In 1995, he got the hell out. Last month, he reclaimed his New England-ness by releasing a stripped-down, live album recorded in the woods of Dublin, New Hampshire, at DelRossi's, a folk club Mallett plays year in and year out. Dublin, too, is the home of Yankee magazine, the de facto capital of New England. It's far from Nashville.

"Country music today is not about the country -- it's more a commercial format, sort of the popular music of the South that has little to do with rural living or working-class values," Mallett says. "I was always aware I was a Northerner down there. There's a real distinct difference between the North and the South, a different way of looking at things. I'm really proud of my Northern roots. I speak in a Northern tongue pretty much, and it's nice to be in an environment that feeds it."

Mallett's family had lived in the central Maine town almost 200 years. It's the area he knows, where he's most comfortable, and where his best music is written.

But Mallett is not bitter about his experiences in Music City, USA. In fact, it advanced his career to the point where for This Town, he recruited an all-star guest list of Nanci Griffith, Kathy Mattea, Hal Ketchum, and Michael Johnson to embellish his sound.

Yet listen close, and you can hear the New Englander buried in the twang. In the title track, he's singing about all the different things going on in Nashville: "rich folks dying right beside the poor," homeless people, college kids in BMWs, caviar beside the beans and bacon at the grocery store. While Garth Brooks glorifies ropin' stuff, Mallett depicts ironic reality, actual human feelings and reactions, the quiet, reflective moments people have. He belongs up here, where the natives enjoy and understand his music.

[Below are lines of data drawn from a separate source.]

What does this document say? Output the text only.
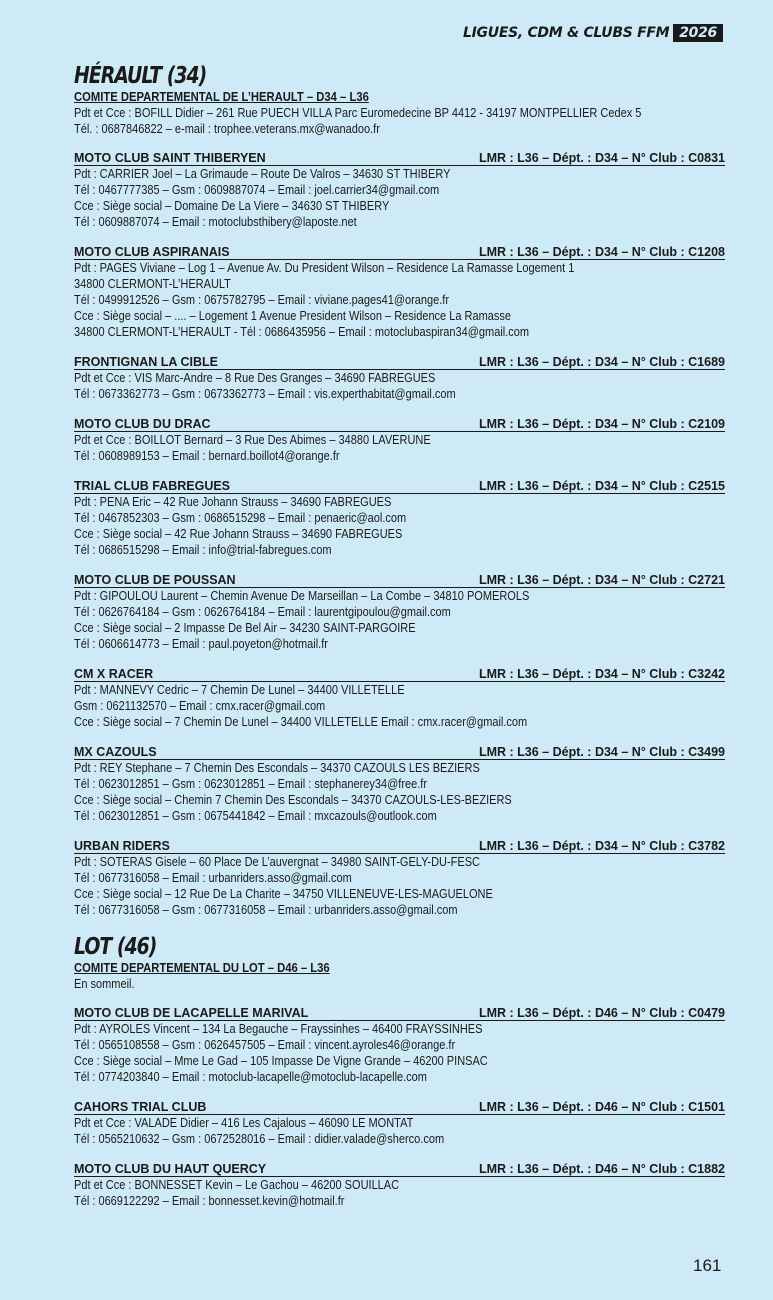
LIGUES, CDM & CLUBS FFM 2026
HÉRAULT (34)
COMITE DEPARTEMENTAL DE L’HERAULT – D34 – L36
Pdt et Cce : BOFILL Didier – 261 Rue PUECH VILLA Parc Euromedecine BP 4412 - 34197 MONTPELLIER Cedex 5
Tél. : 0687846822 – e-mail : trophee.veterans.mx@wanadoo.fr
MOTO CLUB SAINT THIBERYEN	LMR : L36 – Dépt. : D34 – N° Club : C0831
Pdt : CARRIER Joel – La Grimaude – Route De Valros – 34630 ST THIBERY
Tél : 0467777385 – Gsm : 0609887074 – Email : joel.carrier34@gmail.com
Cce : Siège social – Domaine De La Viere – 34630 ST THIBERY
Tél : 0609887074 – Email : motoclubsthibery@laposte.net
MOTO CLUB ASPIRANAIS	LMR : L36 – Dépt. : D34 – N° Club : C1208
Pdt : PAGES Viviane – Log 1 – Avenue Av. Du President Wilson – Residence La Ramasse Logement 1
34800 CLERMONT-L’HERAULT
Tél : 0499912526 – Gsm : 0675782795 – Email : viviane.pages41@orange.fr
Cce : Siège social – .... – Logement 1 Avenue President Wilson – Residence La Ramasse
34800 CLERMONT-L’HERAULT - Tél : 0686435956 – Email : motoclubaspiran34@gmail.com
FRONTIGNAN LA CIBLE	LMR : L36 – Dépt. : D34 – N° Club : C1689
Pdt et Cce : VIS Marc-Andre – 8 Rue Des Granges – 34690 FABREGUES
Tél : 0673362773 – Gsm : 0673362773 – Email : vis.experthabitat@gmail.com
MOTO CLUB DU DRAC	LMR : L36 – Dépt. : D34 – N° Club : C2109
Pdt et Cce : BOILLOT Bernard – 3 Rue Des Abimes – 34880 LAVERUNE
Tél : 0608989153 – Email : bernard.boillot4@orange.fr
TRIAL CLUB FABREGUES	LMR : L36 – Dépt. : D34 – N° Club : C2515
Pdt : PENA Eric – 42 Rue Johann Strauss – 34690 FABREGUES
Tél : 0467852303 – Gsm : 0686515298 – Email : penaeric@aol.com
Cce : Siège social – 42 Rue Johann Strauss – 34690 FABREGUES
Tél : 0686515298 – Email : info@trial-fabregues.com
MOTO CLUB DE POUSSAN	LMR : L36 – Dépt. : D34 – N° Club : C2721
Pdt : GIPOULOU Laurent – Chemin Avenue De Marseillan – La Combe – 34810 POMEROLS
Tél : 0626764184 – Gsm : 0626764184 – Email : laurentgipoulou@gmail.com
Cce : Siège social – 2 Impasse De Bel Air – 34230 SAINT-PARGOIRE
Tél : 0606614773 – Email : paul.poyeton@hotmail.fr
CM X RACER	LMR : L36 – Dépt. : D34 – N° Club : C3242
Pdt : MANNEVY Cedric – 7 Chemin De Lunel – 34400 VILLETELLE
Gsm : 0621132570 – Email : cmx.racer@gmail.com
Cce : Siège social – 7 Chemin De Lunel – 34400 VILLETELLE Email : cmx.racer@gmail.com
MX CAZOULS	LMR : L36 – Dépt. : D34 – N° Club : C3499
Pdt : REY Stephane – 7 Chemin Des Escondals – 34370 CAZOULS LES BEZIERS
Tél : 0623012851 – Gsm : 0623012851 – Email : stephanerey34@free.fr
Cce : Siège social – Chemin 7 Chemin Des Escondals – 34370 CAZOULS-LES-BEZIERS
Tél : 0623012851 – Gsm : 0675441842 – Email : mxcazouls@outlook.com
URBAN RIDERS	LMR : L36 – Dépt. : D34 – N° Club : C3782
Pdt : SOTERAS Gisele – 60 Place De L’auvergnat – 34980 SAINT-GELY-DU-FESC
Tél : 0677316058 – Email : urbanriders.asso@gmail.com
Cce : Siège social – 12 Rue De La Charite – 34750 VILLENEUVE-LES-MAGUELONE
Tél : 0677316058 – Gsm : 0677316058 – Email : urbanriders.asso@gmail.com
LOT (46)
COMITE DEPARTEMENTAL DU LOT – D46 – L36
En sommeil.
MOTO CLUB DE LACAPELLE MARIVAL	LMR : L36 – Dépt. : D46 – N° Club : C0479
Pdt : AYROLES Vincent – 134 La Begauche – Frayssinhes – 46400 FRAYSSINHES
Tél : 0565108558 – Gsm : 0626457505 – Email : vincent.ayroles46@orange.fr
Cce : Siège social – Mme Le Gad – 105 Impasse De Vigne Grande – 46200 PINSAC
Tél : 0774203840 – Email : motoclub-lacapelle@motoclub-lacapelle.com
CAHORS TRIAL CLUB	LMR : L36 – Dépt. : D46 – N° Club : C1501
Pdt et Cce : VALADE Didier – 416 Les Cajalous – 46090 LE MONTAT
Tél : 0565210632 – Gsm : 0672528016 – Email : didier.valade@sherco.com
MOTO CLUB DU HAUT QUERCY	LMR : L36 – Dépt. : D46 – N° Club : C1882
Pdt et Cce : BONNESSET Kevin – Le Gachou – 46200 SOUILLAC
Tél : 0669122292 – Email : bonnesset.kevin@hotmail.fr
161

He's never had what he calls the "powerhouse, rock-and-roll voice" that can compete with the big, country-music studio sound. On Parallel Lives, he returns to the form of his pre-Vanguard albums. No lush production and revved-up guitars, no Grand Ole Opry sheen. The two musicians who accompanied him on the three-day DelRossi's stand, Stephen Sheehan and Mike Burd, were old friends who had played on other Mallett albums. Their understated accompaniment adds depth but does not subtract from Mallett's strongest performance identity -- one man, one stool, one guitar.

"I've been playing solo for six or seven years at all my gigs," Mallett says. "I really got it down to one guy and a guitar, and I didn't want anything to interfere with that. The guys I picked did not [interfere]. They were very supportive without being obvious."

The CD introduces five new songs Mallett had never recorded and 10 others that survey his more than 20 years of songwriting. Here, the "old poet's heart" he self-referentially sings of in his new song "I Picture You" can thrive and grow.

"I listen to a lot of alternative radio and I listen to alternative rock, and it all sounds the same." Mallett says. "I listen to country radio and it all sounds the same. A big part of my move back home was a way of saying, `I refuse to sound like I'm from Texas, I refuse to put on that fake Southern accent,' which that type of music demands you do. I like the way we speak up here."

It's good to have the well-spoken Mallett back in New England.